Si votre rapporteur se réjouit des acquisitions réalisées cette année, il nourrit de sérieux doutes sur la possibilité de conserver dans le patrimoine national les oeuvres de grande valeur dont les refus de certificat arriveront à expiration dans les années à venir.

En effet, l'arrêt Walter de la Cour de cassation du 20 février 1996, ne permet plus d'utiliser l'arme du classement pour garantir le maintien en France d'oeuvres maîtresses du patrimoine national compte tenu de l'obligation d'indemnisation dont il s'accompagne. Par ailleurs, les contraintes financières pesant sur le montant des crédits d'acquisition des musées nationaux notamment en raison des difficultés financières de la RMN rendent difficilement envisageable l'acquisition d'oeuvres dont la cote sur le marché de l'art excède bien souvent leur montant total. C'est le cas notamment de trois oeuvres : un tableau de Manet, Berthe Morisot au bouquet de violettes , dont la valeur déclarée est de 135 millions de francs, un tableau de Degas, la Duchesse de Montejasi et ses filles (d'une valeur déclarée de 200 millions de francs) et du Jardin de Vallier par Cézanne (d'une valeur déclarée de 250 millions de francs). Il faut rappeler, en effet que jusqu'ici, la valeur moyenne des trésors nationaux acquis pour les collections nationales est de 8,21 millions de francs, l'achat le plus important ayant été de 25 millions de francs. D'ores et déjà, l'Etat a du accorder des certificats à des oeuvres majeures, telles la décollation de Saint Jean-Baptiste par Rubens et l'agonie au jardin des oliviers par Poussin.

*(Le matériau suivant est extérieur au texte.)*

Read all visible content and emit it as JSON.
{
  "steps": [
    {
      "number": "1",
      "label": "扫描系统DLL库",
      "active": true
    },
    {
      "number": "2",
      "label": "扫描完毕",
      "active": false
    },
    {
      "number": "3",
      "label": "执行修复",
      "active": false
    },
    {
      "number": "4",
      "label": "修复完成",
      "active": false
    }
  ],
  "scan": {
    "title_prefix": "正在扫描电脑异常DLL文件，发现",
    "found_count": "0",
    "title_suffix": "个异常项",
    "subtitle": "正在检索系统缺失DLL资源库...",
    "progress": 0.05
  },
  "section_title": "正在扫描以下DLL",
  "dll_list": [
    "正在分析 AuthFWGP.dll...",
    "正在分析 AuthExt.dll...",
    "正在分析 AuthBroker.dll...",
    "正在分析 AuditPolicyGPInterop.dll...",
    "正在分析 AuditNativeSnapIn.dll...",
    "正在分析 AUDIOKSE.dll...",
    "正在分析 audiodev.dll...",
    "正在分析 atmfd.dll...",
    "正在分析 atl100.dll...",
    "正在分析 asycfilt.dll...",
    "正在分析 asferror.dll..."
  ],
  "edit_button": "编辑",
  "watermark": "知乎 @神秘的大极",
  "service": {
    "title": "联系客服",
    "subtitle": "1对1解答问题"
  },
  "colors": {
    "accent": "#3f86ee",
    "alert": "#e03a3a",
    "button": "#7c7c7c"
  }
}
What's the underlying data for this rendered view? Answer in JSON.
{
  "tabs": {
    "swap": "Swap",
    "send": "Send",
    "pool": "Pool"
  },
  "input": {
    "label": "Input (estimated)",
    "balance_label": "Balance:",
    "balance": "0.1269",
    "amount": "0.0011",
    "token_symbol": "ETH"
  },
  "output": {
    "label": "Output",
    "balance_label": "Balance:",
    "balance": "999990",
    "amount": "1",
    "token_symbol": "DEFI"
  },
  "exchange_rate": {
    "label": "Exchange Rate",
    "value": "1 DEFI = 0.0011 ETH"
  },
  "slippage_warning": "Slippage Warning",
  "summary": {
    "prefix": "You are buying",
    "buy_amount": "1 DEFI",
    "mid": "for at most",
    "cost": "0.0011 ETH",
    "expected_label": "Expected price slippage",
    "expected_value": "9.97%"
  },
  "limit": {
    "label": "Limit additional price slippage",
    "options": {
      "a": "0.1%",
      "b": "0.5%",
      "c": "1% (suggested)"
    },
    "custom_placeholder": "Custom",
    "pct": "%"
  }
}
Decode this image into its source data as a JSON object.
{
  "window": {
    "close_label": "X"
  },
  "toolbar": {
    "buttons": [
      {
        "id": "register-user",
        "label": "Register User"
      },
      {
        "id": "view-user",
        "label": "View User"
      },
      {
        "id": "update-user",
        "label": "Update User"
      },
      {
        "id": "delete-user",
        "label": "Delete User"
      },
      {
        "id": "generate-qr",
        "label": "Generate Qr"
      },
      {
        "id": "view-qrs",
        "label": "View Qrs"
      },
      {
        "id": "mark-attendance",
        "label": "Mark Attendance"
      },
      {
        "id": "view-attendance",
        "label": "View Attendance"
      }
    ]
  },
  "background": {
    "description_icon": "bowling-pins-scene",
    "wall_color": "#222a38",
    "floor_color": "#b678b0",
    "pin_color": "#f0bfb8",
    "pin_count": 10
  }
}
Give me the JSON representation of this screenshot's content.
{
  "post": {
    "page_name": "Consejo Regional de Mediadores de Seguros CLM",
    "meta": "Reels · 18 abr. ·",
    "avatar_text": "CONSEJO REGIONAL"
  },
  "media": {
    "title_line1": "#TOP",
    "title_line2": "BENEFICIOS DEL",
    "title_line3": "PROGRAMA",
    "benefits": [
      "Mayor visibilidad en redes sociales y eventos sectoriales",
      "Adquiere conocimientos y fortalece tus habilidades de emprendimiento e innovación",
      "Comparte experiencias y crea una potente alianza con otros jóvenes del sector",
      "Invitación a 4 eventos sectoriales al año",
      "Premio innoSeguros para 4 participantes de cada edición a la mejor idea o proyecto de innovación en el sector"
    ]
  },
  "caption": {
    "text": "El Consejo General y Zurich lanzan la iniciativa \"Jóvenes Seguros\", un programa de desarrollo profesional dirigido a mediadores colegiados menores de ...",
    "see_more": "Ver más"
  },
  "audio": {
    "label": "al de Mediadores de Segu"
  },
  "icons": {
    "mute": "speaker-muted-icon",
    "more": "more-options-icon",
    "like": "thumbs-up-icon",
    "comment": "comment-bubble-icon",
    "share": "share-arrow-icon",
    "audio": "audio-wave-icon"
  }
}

Une telle situation appelle deux réflexions :

- La première a trait aux lacunes du dispositif de protection prévue par la loi du 31 décembre 1992. Très contraignant pour les propriétaires, il n'assure pas une protection efficace du patrimoine national. Dans le cas du refus du certificat, le propriétaire doit attendre trois ans avant d'être fixé définitivement sur le sort de son bien, ce qui apparaît absurde compte tenu du caractère non renouvelable du certificat ; rappelons que le droit de rétention prévue par la loi de 1943 ne pouvait s'exercer que pendant six mois. En outre, la loi de 1992 ne détermine pas les conditions d'acquisition des oeuvres par l'Etat et, en particulier, ne détermine aucune procédure d'estimation de la valeur des oeuvres.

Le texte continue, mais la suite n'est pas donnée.